Eppure il pericolo non era ancora scongiurato. E stavolta veniva dalle profondità marine. Nelle acque dei Caraibi si trovavano, in gran segreto, quattro sommergibili sovietici armati di testate atomiche. Uno di loro, il B-59, venne circondato dalle navi americane e non riusciva a emergere. Le condizioni di vita a bordo erano diventate proibitive, con una temperatura superiore a 50 gradi e diversi marinai che accusavano malessere. All’improvviso vennero lanciate dagli americani granate di avvertimento per far risalire i nemici e il comandante del sottomarino, Valentin Savitsky, non sapeva cosa fare: le comunicazioni con Mosca erano interrotte, nessuno sapeva se fosse scoppiata una guerra. Savitsky, per ragioni ignote, non era al corrente del fatto che il Cremlino era stato avvisato che bombe di questo tipo non avrebbero creato danni alle navi. Fu così che il comandante, preso dal panico, propose di lanciare l’arma segreta, di cui gli americani non sapevano nulla, in grado di distruggere l’intera flotta avversaria. Sulla sua strada, però, Savitsky trovò il comandante in seconda, Vasili Arkhipov, che avrebbe dovuto convalidare la decisione del primo ufficiale. Egli si rifiutò e convinse, pur a fatica, Savitsky ad attendere ordini da Mosca.
Un altro fatto si svolse invece nei cieli sovietici. Il pilota di un aereo spia americano si spinse per sbaglio nello spazio aereo nemico. Intercettato da sei Mig sovietici, riuscì a rientrare in Alaska prima che due caccia di rinforzo, armati di missili nucleari, rischiassero di scontrarsi con i velivoli sovietici. In caso di attacco, è probabile che il pilota di almeno uno degli F-102, in una frazione di secondo, reagisse istintivamente.
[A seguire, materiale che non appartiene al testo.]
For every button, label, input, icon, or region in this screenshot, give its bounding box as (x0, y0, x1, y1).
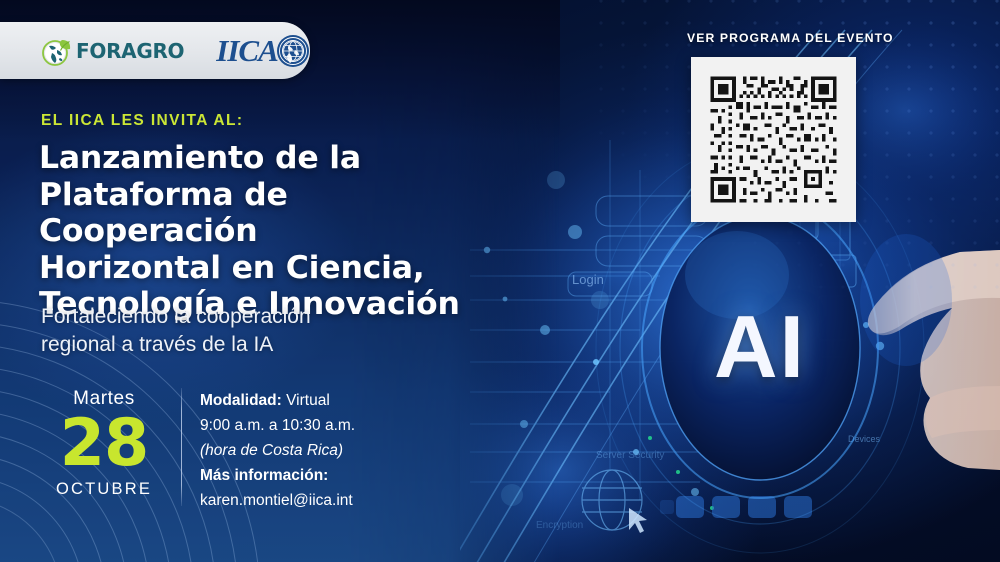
vertical-divider (181, 388, 182, 506)
qr-label: VER PROGRAMA DEL EVENTO (687, 31, 894, 45)
contact-email[interactable]: karen.montiel@iica.int (200, 492, 353, 509)
more-info-row: Más información: (200, 463, 450, 488)
event-poster: Devices Login Server Security Encryption (0, 0, 1000, 562)
qr-code-icon[interactable] (707, 73, 840, 206)
time-row: 9:00 a.m. a 10:30 a.m. (200, 413, 450, 438)
foragro-wordmark: FORAGRO (76, 39, 184, 63)
ai-orb-graphic: AI (660, 212, 860, 482)
event-details-block: Modalidad: Virtual 9:00 a.m. a 10:30 a.m… (200, 388, 450, 514)
iica-seal-icon (276, 34, 310, 68)
qr-code-card[interactable] (691, 57, 856, 222)
headline-line-3: Horizontal en Ciencia, (39, 250, 509, 287)
iica-logo: IICA (216, 33, 309, 69)
more-info-label: Más información: (200, 467, 328, 484)
event-timezone: (hora de Costa Rica) (200, 442, 343, 459)
ai-label: AI (660, 212, 860, 482)
headline-line-1: Lanzamiento de la (39, 140, 509, 177)
headline-line-2: Plataforma de Cooperación (39, 177, 509, 250)
event-time: 9:00 a.m. a 10:30 a.m. (200, 417, 355, 434)
event-day-number: 28 (40, 413, 168, 475)
globe-leaf-icon (40, 34, 74, 68)
logo-bar: FORAGRO IICA (0, 22, 310, 79)
invitation-kicker: EL IICA LES INVITA AL: (41, 112, 243, 130)
modality-label: Modalidad: (200, 392, 282, 409)
page-subtitle: Fortaleciendo la cooperación regional a … (41, 303, 441, 359)
svg-text:Server Security: Server Security (596, 450, 664, 461)
subtitle-line-2: regional a través de la IA (41, 331, 441, 359)
event-date-block: Martes 28 OCTUBRE (40, 388, 168, 499)
contact-email-row[interactable]: karen.montiel@iica.int (200, 488, 450, 513)
foragro-logo: FORAGRO (40, 34, 184, 68)
modality-row: Modalidad: Virtual (200, 388, 450, 413)
event-month: OCTUBRE (40, 480, 168, 499)
page-title: Lanzamiento de la Plataforma de Cooperac… (39, 140, 509, 323)
modality-value: Virtual (286, 392, 330, 409)
iica-wordmark: IICA (216, 33, 277, 69)
subtitle-line-1: Fortaleciendo la cooperación (41, 303, 441, 331)
timezone-row: (hora de Costa Rica) (200, 438, 450, 463)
Ciò avrebbe portato a una degenerazione del conflitto su ampia scala.
Infine, il caso Guantanamo. La base americana di Cuba, salita prepotentemente alla ribalta per la detenzione dei terroristi catturati negli ultimi anni dalle forze americane, proprio quel 27 ottobre 1962 era al centro di un atto ostile sovietico. A poca distanza era stata installata una batteria di missili nucleari a corto raggio, con l’obiettivo di annientare Guantanamo. La Casa Bianca ignorava che, in caso di bombardamenti su Cuba, i sovietici avrebbero risposto con quelle testate atomiche. Un’estensione delle ostilità sarebbe stata inevitabile. In seguito i sovietici impedirono a Fidel Castro di conservare quei missili sul suo territorio. A ragion veduta: Ernesto Che Guevara, che combattè a fianco di Castro, non avrebbe esitato a colpire New York. Sembra impossibile, ma 50 anni fa il mondo si salvò più volte per circostanze fortunose. O provvidenziali.